TC & The Groove Family “Duende”

Still moving, still grooving… The first single from First Home, the debut album of an outfit conceived at Leeds College of Music, has just enough Latin poly-rhythms and bounce to the ounce to slip into this round-up via the back door. It’s produced by Tom Excell of Nubiyan Twist and features some fine vocals by Pariss Elektra, so I’m going to ask any purists out there to show me some tolerance. I like Nubiyan Twist and I think I’m going to like TC & The Groove Family.


Cerrero y La Marea “Lamento”

There’s always room and love to spare for music from Colombia’s Pacific coast, especially when it’s as haunting as this new offering from Discos Pacifico. When you learn that an alabao is a song of farewell and a lament of the soul “made to help people in need and alleviate the pain”, this single makes perfect sense. Lizeth Micolta’s vocal sends elemental shivers down your backbone. Extraordinary!


Mini Trio “Hare Krishna”/ “É O Que Ela Quer”

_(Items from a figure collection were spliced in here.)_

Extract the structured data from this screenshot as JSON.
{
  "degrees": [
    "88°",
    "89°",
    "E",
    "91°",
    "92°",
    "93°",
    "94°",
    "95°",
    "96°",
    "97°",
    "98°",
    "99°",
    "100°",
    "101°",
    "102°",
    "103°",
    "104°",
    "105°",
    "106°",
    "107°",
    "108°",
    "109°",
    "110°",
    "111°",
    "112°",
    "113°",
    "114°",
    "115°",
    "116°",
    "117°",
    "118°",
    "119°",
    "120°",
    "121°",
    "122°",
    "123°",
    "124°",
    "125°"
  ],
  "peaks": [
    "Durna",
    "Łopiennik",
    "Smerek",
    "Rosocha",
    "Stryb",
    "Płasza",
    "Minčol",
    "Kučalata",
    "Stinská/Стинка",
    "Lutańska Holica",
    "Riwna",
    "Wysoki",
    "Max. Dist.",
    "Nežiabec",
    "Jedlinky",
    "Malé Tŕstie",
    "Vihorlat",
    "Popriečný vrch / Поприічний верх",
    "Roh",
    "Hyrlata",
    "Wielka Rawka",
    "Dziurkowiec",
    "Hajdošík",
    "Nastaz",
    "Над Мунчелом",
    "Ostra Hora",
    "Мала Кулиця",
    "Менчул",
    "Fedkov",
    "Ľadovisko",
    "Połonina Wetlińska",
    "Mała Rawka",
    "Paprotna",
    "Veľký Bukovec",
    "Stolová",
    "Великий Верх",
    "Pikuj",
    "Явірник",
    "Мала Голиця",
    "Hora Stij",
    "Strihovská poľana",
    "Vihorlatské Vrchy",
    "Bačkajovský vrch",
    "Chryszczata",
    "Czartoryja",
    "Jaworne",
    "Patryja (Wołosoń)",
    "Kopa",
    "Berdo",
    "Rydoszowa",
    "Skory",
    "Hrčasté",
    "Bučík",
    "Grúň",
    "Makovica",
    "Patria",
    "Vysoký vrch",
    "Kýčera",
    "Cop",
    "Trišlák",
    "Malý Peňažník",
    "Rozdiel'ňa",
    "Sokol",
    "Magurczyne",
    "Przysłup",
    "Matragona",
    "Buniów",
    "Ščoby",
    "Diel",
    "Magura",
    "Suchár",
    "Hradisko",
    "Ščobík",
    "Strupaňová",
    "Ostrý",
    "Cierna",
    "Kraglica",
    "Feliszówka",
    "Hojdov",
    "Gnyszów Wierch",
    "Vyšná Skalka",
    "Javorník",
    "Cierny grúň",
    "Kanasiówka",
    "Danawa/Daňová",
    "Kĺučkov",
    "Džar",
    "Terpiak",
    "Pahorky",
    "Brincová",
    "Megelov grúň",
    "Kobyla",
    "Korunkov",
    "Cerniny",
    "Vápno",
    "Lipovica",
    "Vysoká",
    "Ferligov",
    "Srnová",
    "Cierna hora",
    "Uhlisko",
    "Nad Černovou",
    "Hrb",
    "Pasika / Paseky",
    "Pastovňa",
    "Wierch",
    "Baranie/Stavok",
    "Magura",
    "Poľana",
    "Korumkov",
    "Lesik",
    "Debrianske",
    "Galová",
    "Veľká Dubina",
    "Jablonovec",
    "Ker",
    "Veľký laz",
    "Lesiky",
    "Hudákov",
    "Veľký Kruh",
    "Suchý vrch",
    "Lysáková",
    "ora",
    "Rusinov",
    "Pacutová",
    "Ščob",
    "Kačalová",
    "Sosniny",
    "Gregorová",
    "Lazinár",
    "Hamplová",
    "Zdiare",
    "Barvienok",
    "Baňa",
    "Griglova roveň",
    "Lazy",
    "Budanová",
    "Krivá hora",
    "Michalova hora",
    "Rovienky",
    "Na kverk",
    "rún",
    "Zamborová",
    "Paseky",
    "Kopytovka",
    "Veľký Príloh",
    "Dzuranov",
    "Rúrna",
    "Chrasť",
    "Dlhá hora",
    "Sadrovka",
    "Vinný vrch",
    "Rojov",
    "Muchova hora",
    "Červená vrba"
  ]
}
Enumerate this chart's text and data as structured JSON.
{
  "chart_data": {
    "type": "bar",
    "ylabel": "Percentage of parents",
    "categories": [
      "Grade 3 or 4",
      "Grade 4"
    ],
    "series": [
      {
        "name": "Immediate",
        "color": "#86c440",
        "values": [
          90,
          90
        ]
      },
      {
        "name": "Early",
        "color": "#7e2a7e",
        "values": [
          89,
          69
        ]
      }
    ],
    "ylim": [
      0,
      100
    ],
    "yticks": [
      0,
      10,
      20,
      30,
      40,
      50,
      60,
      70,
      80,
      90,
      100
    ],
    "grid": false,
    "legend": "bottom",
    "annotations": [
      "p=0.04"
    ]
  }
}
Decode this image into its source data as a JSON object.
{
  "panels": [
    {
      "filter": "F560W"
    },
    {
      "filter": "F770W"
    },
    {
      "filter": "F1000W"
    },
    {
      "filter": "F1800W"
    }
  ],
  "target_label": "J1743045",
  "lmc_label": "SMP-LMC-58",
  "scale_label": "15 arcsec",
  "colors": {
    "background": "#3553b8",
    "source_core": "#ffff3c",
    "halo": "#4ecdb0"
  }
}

We’ll finish this month on a preposterous note. The Vampisoul label has unearthed another monster of dubious taste. A mere description of the A-side, “Hare Krishna”, should give the game away before you need hear a single note. Utterly bizarre, it starts off as a kind of flute-driven bossa before the female vocalist chants “love, love, love” and then “mari-, mari-, mari-juana” over the kind of big band arrangement that makes Buddy Rich seem subtle. The B-side, however, has a toned-down kitsch wow-factor that could seduce you into buying the reissued 7″ single. Someone in the YouTube comments asks, “Is this a cover of ‘She’s Not There'”. It is, indeed. The big band is turned down to gas mark Quincy Jones and the vocal lacks that wonderfully mysterious quality of the original’s breathy Colin Blunstone vocal, but it has enough je ne sais quoi to justify my leaving it with you to chuckle as you mull over the question, “Who were the Mini Trio?”


“Goodnight Irene” – as Lead Belly would sing.